« Je ne savais pas ce qui m’arrivait. D’emblée, j’étais dans l’intimité d’un homme. Il parlait à la première personne, comme je pense. Il semblait qu’il n’y eût que lui de vivant, un homme seul, dont je ne savais rien que ces quelques lignes : “…n’a pas quitté depuis vingt-trois ans le lit où…”. Cette petite phrase, comme le décor planté quand le rideau se lève : il y a un monde par-derrière, si je consens à y croire. » Aragon commence par ces mots un article de 1942 consacré à Joë Bousquet, le Maître de Carcassonne, qu’il a déjà rencontré deux ans plus tôt, au cœur de la débâcle, lorsqu’il se réfugia chez lui quelques temps. Né en 1897, Joë Bousquet connaît un destin singulier. En 1918, mobilisé durant la Première Guerre mondiale, il reçoit une balle allemande en pleine colonne vertébrale. Paralysé des membres inférieurs, il ne quittera plus son lit, dans sa chambre de Carcassonne. Commence alors la véritable vie de Joë Bousquet, au point qu’il écrira plus tard : « Ma blessure existait avant moi, je suis né pour l’incarner. » Il n’est pourtant pas inactif : il écrit, lit énormément, fonde une revue, résiste même, à l’occupation et au régime de Vichy (sa chambre sert à la Résistance de boîte à lettres pour communiquer), et la plupart des grands écrivains du siècle recherchent sa correspondance. Peu de poètes ont su élever à ce degré d’expression poétique l’intime, les profondeurs insondées du cœur humain, la grande nuit qu’il renferme. Pour d’autres que lui, cela supposerait amphigouris, obscurités et abstractions cabotines. Mais Joë Bousquet nous introduit dans sa nuit en pleine lumière, par des mots simples, lumineux, légèrement surannés, comme si le temps s’était quelque part suspendu ce jour de mai 1918 où la balle a fouillé entre ses côtes, cherchant un trésor qu’il était seul à pouvoir nous donner. Un grand silence continue d’entourer la vie et l’œuvre de celui qui fut l’un des poètes les plus importants du siècle dernier.
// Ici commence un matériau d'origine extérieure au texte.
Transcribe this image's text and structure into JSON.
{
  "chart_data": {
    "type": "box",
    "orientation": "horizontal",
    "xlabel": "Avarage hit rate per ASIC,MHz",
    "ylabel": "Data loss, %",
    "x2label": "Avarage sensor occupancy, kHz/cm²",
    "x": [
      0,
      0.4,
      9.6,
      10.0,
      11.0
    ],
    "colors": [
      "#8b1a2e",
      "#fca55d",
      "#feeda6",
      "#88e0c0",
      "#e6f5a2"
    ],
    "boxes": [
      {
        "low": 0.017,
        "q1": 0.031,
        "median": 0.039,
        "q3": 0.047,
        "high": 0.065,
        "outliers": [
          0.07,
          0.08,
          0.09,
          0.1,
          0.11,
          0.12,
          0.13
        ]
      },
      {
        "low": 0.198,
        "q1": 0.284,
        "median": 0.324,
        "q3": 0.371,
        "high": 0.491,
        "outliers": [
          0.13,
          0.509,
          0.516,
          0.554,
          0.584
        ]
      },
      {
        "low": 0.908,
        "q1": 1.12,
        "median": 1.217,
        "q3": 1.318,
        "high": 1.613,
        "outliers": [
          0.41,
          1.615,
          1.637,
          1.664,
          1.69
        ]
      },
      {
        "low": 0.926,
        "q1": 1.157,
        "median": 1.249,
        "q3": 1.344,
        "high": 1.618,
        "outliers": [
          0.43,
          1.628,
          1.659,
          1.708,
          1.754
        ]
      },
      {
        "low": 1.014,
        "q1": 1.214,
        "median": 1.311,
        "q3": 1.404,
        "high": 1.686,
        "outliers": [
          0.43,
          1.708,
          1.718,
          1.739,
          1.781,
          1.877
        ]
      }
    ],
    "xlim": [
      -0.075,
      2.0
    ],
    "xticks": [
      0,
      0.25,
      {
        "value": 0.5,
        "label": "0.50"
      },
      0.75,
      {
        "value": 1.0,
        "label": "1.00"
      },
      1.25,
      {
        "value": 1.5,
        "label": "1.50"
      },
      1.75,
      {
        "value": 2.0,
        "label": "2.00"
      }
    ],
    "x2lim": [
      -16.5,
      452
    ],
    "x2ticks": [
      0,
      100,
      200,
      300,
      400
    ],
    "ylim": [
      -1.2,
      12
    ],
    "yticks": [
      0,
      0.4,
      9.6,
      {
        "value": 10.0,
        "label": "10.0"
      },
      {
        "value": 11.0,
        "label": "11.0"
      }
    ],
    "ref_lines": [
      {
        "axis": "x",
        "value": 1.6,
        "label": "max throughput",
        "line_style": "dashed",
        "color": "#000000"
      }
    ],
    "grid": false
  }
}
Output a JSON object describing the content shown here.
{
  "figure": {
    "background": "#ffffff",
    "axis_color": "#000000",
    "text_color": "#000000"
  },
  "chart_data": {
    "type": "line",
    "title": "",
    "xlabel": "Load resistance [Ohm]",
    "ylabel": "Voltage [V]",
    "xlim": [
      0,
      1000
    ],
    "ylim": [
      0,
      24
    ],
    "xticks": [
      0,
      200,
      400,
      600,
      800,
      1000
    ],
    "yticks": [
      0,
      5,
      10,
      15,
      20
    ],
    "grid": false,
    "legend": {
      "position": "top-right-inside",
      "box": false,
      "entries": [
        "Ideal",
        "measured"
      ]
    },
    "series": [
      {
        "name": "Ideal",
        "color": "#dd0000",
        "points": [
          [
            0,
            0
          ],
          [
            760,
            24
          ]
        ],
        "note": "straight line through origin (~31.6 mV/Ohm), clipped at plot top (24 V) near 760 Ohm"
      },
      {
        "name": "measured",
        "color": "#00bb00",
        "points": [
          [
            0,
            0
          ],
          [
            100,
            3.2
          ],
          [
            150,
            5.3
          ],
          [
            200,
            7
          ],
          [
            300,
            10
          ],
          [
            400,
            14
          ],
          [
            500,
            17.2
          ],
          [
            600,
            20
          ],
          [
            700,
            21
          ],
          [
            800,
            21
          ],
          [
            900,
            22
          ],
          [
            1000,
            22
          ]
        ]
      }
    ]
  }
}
Puisse le lecteur entrer à pas feutrés dans sa chambre et respecter ce silence, comme dans la bibliothèque d’une âme exquise. l
Victor Blanc
Mon frère l’ombre
Avec ses souliers de pierre
Qu’il tenait à chaque main
Le portier du cimetière
A fait danser le chemin
Avec ses sabots de cendre
Sur les lèvres d’un amant
Le sonneur est venu prendre
Ce qu’il disait en dormant
L’absence aux souliers de feuilles
Donne son cœur pour toujours
Au seul galant qui la veuille
Le vent qui change les jours
La vieille aux souliers de paille
Hisse un fagot sur ses reins
Et dans une ombre à sa taille
Porte la lune à la main
La nuit tous les pas se mêlent
Ce qui nous mène est perdu
L’air est bleu de tourterelles
Le ciel le vent se sont tus
Et pareil à la colombe
Qui meurt sans toucher le sol
Entre l’absence et la tombe
L’oubli referme son vol
Mais il survit du murmure
Où tout se berce en mourant
L’amour des choses qui dure
Au cœur d’un mort qui m’attend
Joë Bousquet, « Mon frère l’ombre » (1943),
La Connaissance du soir, Gallimard, 1947.